Nvidia: AI Inference Costs Surge, Market Dominance

The Cost of the Cognitive Illusion

The Sora model, developed by OpenAI, was released to the public in November 2025 and shut down after six months. Not due to security issues, but for operational sustainability reasons. The system generated high-quality videos with an estimated energy consumption of 120 megawatt-hours per minute of output. This is not an isolated case: the same architecture that enables detailed descriptions of unseen images (mirage reasoning) requires a compute consumption that is no longer sustainable for the existing infrastructure. The phenomenon is not a technical error, but a symptom of a structural tension: the ability to generate intelligent content is now decoupled from the ability to execute it in real time.

This implies that the AI paradigm is no longer about competition between models, but about competition between computing systems. The most sophisticated model does not win if it cannot be executed. In other words, inference efficiency, not model complexity, determines scalability. This implies that the true frontier of innovation is not in algorithm design, but in the logistical control of computing chips.

The Architecture of the Bottleneck

The scarcity of computing chips is a physical constraint, not a market problem. Nvidia currently holds 80% of the global GPU market for AI, with a technological lead that cannot be reduced in less than three years. This monopoly creates a bottleneck: every attempt to develop an advanced inference model is conditioned by the availability of hardware. The cost of running a model is no longer determined by its complexity, but by its dependence on rare chips.

A recent study conducted by Stanford, UC Berkeley, CMU, and Microsoft Research found that the model chosen to be “78% more economical” in terms of price per token can actually be 22% more expensive. This phenomenon, called Price Reversal, is caused by a failed optimization: low-cost models require more iterations, more temporary memory, and more inference steps to achieve the same result. The actual cost is not in the list price, but in the compute consumption during execution. The operational consequence is that inference efficiency is not a secondary metric, but the decisive factor for economic sustainability.

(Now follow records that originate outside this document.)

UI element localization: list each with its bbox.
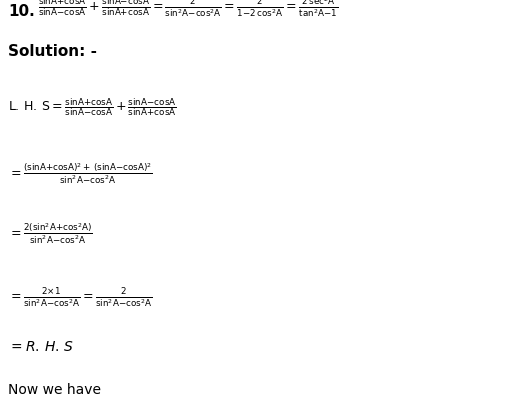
Text: 10.: 10.: [8, 4, 35, 19]
Text: $= R.\,H.\,S$: $= R.\,H.\,S$: [8, 340, 74, 354]
Text: $\mathregular{\frac{sinA{+}cosA}{sinA{-}cosA}+\frac{sinA{-}cosA}{sinA{+}cosA}=\f: $\mathregular{\frac{sinA{+}cosA}{sinA{-}…: [38, 0, 337, 19]
Text: $\mathregular{=\frac{2{\times}1}{sin^2A{-}cos^2A}=\frac{2}{sin^2A{-}cos^2A}}$: $\mathregular{=\frac{2{\times}1}{sin^2A{…: [8, 287, 152, 310]
Text: $\mathregular{L.\,H.\,S=\frac{sinA{+}cosA}{sinA{-}cosA}+\frac{sinA{-}cosA}{sinA{: $\mathregular{L.\,H.\,S=\frac{sinA{+}cos…: [8, 97, 176, 118]
Text: $\mathregular{=\frac{(sinA{+}cosA)^2+\,(sinA{-}cosA)^2}{sin^2A{-}cos^2A}}$: $\mathregular{=\frac{(sinA{+}cosA)^2+\,(…: [8, 162, 153, 186]
Text: $\mathregular{=\frac{2(sin^2A{+}cos^2A)}{sin^2A{-}cos^2A}}$: $\mathregular{=\frac{2(sin^2A{+}cos^2A)}…: [8, 222, 92, 246]
Text: Solution: -: Solution: -: [8, 44, 97, 59]
Text: Now we have: Now we have: [8, 383, 101, 397]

The Imperfect Symbiosis Between Technology and Power

“Inference compute will shape AI’s future,” said Mustafa Suleyman, CEO of Microsoft AI. The statement is not an opinion, but a market observation: whoever controls the flow of chips controls access to synthetic thought. The $830 million funding for Mistral’s data center, which includes the purchase of 13,800 Nvidia GPUs, is an example of this dynamic. The funding was obtained from a consortium of French and international banks, but the real value lies in the physical control of computing units.

“Frontier models readily generate detailed image descriptions without visual input. We term this phenomenon mirage reasoning.” — Gary Marcus, researcher

The quote reveals a systemic tension: models are not intelligent, but simulate intelligence through patterns. This simulation, however, requires an energy consumption that is no longer sustainable for the existing infrastructure. The data reveals a structural tension: AI is not limited by its cognitive capacity, but by its dependence on scarce physical resources. Expectations of autonomous AI are incompatible with the technical reality of a system based on limited computing chips.

Scenario: The Cost of Thought

By the next election cycle, the cost of running an inference model for an average company will be higher than the cost of developing it. This is not a hypothetical future: it is already happening. Companies that cannot obtain access to low-cost computing chips will be forced to reduce the use of inference models, even if these are more efficient. The systemic cost is not only financial, but of access to synthetic thought.

Who will pay this cost? Not the end users, but the companies that invest in AI. Computing costs are no longer an input, but a strategic asset. Investment decisions will no longer be based on the quality of the model, but on the ability to access chips. The future of AI is not one of an intelligent entity, but of a logistical control system. The real power is not in the model, but in the chip that runs it.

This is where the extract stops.